I wish I could say the Congresswoman was an outlier, but I cannot. During his campaign for president, Donald Trump said—and I quote— “We have a problem in this country; it’s called Muslims.” He attacked Khizr and Ghazala Khan, the parents of slain Muslim service member Humayam Khan.
He explicitly promised to ban anyone of Muslim faith from the country, and then put forth a series of executive orders seeking to do just that. Meanwhile, Marjorie Taylor Greene, now a Member of Congress, came to my office in 2019 and harassed my staff, demanding that my colleague Rashida Tlaib and I retake our oaths of office on a Christian Bible.
Just today, she called me “Pro-Al-Qaeda” “Bloodthirsty” and an “Apologist for Islamic Terrorists.” We cannot pretend that this hate speech from leading politicians doesn’t have real-world consequences.
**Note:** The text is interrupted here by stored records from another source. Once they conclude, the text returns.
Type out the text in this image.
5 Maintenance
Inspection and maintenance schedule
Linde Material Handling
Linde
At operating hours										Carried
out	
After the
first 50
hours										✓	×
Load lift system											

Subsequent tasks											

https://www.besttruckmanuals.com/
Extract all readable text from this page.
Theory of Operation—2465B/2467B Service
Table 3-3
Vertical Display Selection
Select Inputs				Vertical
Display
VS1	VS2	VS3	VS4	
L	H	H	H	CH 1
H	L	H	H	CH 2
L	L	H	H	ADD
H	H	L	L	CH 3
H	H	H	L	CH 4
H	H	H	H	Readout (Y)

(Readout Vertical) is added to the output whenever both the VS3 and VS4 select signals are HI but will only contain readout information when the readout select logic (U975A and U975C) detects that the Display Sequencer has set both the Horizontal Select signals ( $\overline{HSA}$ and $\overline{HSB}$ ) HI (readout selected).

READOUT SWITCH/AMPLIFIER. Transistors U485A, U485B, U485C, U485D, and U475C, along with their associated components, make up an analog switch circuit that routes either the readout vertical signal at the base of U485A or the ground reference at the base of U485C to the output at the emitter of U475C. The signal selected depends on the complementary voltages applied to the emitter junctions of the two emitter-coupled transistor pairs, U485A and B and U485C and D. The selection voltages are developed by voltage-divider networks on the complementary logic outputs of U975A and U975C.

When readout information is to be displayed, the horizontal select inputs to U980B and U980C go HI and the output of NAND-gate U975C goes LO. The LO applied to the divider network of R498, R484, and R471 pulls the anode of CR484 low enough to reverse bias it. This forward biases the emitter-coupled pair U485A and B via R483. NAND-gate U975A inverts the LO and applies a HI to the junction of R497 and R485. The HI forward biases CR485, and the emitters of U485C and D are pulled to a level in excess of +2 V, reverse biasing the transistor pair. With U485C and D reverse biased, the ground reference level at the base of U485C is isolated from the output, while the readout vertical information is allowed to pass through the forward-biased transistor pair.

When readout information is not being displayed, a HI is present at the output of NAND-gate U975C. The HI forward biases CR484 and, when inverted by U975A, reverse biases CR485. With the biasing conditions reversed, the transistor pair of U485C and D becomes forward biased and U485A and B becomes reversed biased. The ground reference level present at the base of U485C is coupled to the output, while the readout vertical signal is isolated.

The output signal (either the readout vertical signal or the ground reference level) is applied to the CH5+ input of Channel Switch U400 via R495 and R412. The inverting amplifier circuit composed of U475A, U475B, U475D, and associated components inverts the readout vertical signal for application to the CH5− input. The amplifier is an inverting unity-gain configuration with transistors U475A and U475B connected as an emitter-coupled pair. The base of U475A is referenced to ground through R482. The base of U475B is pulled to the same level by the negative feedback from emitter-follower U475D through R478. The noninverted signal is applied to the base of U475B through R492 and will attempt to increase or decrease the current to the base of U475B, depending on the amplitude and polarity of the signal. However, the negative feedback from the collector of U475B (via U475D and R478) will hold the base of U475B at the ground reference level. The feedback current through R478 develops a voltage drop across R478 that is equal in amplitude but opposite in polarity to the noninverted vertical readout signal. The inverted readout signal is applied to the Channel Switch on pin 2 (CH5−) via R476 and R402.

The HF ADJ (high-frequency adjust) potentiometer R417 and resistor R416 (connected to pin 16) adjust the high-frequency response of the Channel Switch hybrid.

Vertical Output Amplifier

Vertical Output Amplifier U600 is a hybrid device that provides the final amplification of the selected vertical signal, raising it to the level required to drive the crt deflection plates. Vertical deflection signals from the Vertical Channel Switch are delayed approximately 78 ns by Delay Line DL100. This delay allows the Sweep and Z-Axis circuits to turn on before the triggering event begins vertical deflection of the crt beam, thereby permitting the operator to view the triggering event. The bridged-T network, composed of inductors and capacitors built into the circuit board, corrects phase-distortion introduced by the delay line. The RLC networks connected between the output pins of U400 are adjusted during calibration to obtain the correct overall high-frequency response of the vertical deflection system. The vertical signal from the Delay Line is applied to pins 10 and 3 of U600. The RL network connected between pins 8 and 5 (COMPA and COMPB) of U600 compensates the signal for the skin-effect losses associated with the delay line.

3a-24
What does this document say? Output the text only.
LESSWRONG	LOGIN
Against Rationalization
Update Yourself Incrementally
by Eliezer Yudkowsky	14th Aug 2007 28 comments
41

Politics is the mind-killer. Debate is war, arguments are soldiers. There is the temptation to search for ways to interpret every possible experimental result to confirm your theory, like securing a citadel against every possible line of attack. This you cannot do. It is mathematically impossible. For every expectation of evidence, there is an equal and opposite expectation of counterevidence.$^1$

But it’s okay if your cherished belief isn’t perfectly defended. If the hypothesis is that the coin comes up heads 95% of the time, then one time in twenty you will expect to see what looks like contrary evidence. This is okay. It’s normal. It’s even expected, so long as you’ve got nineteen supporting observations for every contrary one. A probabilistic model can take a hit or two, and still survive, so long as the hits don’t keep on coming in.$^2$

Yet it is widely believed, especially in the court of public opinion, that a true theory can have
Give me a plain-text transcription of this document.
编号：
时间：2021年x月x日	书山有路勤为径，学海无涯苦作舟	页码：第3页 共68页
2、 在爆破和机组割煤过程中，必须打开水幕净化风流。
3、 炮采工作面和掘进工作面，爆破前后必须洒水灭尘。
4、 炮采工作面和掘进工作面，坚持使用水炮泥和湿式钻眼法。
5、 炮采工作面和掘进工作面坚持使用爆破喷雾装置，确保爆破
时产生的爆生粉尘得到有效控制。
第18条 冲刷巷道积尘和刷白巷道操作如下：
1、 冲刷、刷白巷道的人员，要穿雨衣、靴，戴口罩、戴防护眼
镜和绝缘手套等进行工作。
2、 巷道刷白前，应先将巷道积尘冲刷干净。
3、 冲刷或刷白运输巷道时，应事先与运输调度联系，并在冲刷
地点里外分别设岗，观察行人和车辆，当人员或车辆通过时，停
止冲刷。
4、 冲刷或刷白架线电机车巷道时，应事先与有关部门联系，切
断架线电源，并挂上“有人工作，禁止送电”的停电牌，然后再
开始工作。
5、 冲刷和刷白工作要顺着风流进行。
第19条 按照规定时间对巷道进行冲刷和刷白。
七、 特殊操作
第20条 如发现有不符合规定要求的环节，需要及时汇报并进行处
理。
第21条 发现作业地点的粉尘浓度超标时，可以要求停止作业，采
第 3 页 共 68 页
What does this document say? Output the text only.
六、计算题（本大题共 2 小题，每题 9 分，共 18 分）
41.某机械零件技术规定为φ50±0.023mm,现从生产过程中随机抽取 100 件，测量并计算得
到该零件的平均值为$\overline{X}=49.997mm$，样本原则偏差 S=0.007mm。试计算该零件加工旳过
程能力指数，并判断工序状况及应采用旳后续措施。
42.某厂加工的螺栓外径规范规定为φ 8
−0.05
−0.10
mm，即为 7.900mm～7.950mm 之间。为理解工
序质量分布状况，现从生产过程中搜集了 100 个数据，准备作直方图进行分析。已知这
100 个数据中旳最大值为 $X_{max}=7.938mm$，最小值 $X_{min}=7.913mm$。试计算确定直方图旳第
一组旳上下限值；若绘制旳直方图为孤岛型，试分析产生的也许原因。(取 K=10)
The truth is that anti-Muslim hate is on the rise both here at home and around the world. This summer, we witnessed a deadly anti-Muslim attack wipe out three generations of a Muslim family in Canada.
In 2019, a White supremacist opened fire at multiple mosques in New Zealand, killing over 50 people. The first half of this year alone saw over 500 incidents of anti-Muslim hate here in the U.S. I myself have reported hundreds of threats on my life, often triggered by Republican attacks on my faith. And this week once again saw another increase.
Here is just one voicemail my office received yesterday:
“We see you Muslim sand n-word bitch, we know what you’re up to. You’re all about taking over our country. Don’t worry, there’s plenty that will love the opportunity to take you off the face of this f-ing earth. Come get it.
“But you f-ing Muslim piece of sh*t. You jihadist. We know what you are. You’re a f-ing traitor. You will not live much longer.”
This should not be a partisan issue. This is about our basic humanity, and fundamental rights of religious freedom enshrined in our Constitution. Yet while some members of the Republican Party have condemned this, to date, the Republican Party leadership has done nothing to hold their members accountable.
It is time for the Republican Party to actually do something. To confront anti-Muslim hatred in its ranks and to hold those who perpetuate it accountable. I will close with this: It was never an option for me to take off my hijab to run. Because I know that when we proudly stand up for our values—when we celebrate the diversity of this country, and the freedoms enshrined in our Constitution, others stand with us. Thank you.